Gemma 3 12B IT Abliterated
Property | Value |
---|---|
Model Size | 12B parameters |
Base Model | google/gemma-3-12b-it |
Author | mlabonne |
Model Hub | HuggingFace |
Recommended Parameters | temperature=1.0, top_k=64, top_p=0.95 |
What is gemma-3-12b-it-abliterated?
This is an experimental uncensored version of Google's Gemma 3 12B model, created using an innovative layerwise abliteration technique. The model represents a significant advancement in reducing AI safety restrictions while maintaining core model capabilities.
Implementation Details
The model employs a novel layerwise abliteration approach, processing layers 3 through 45 independently. It utilizes a refusal direction computation based on hidden states, combined with a 0.6 refusal weight to enhance the acceptance rate beyond 90% while preserving output coherence.
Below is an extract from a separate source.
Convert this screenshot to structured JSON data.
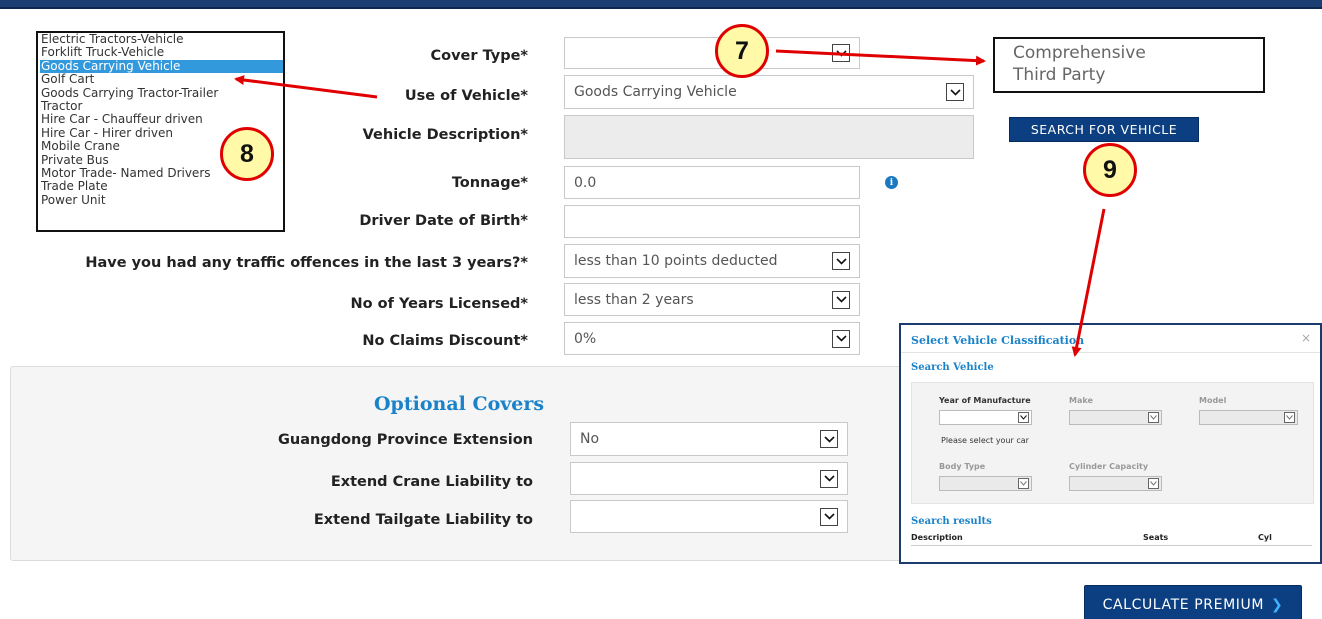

- Implements layerwise abliteration across multiple model layers
- Uses hidden state-based refusal direction computation
- Applies a 0.6 refusal weight for balanced output
- Demonstrates high resilience to abliteration compared to other models
Core Capabilities
- High acceptance rate (>90%) for previously restricted content
- Maintained coherent output generation
- Experimental text processing with occasional minor artifacts
- Optimized performance with specific generation parameters
Frequently Asked Questions
Q: What makes this model unique?
This model introduces a new approach to abliteration by processing individual layers independently, resulting in a high acceptance rate while maintaining output quality. It's particularly notable for its resilience to abliteration compared to other models like Qwen 2.5.
Q: What are the recommended use cases?
The model is best suited for applications requiring reduced content restrictions while maintaining coherent outputs. Users should be aware of potential occasional text artifacts and use the recommended generation parameters for optimal results.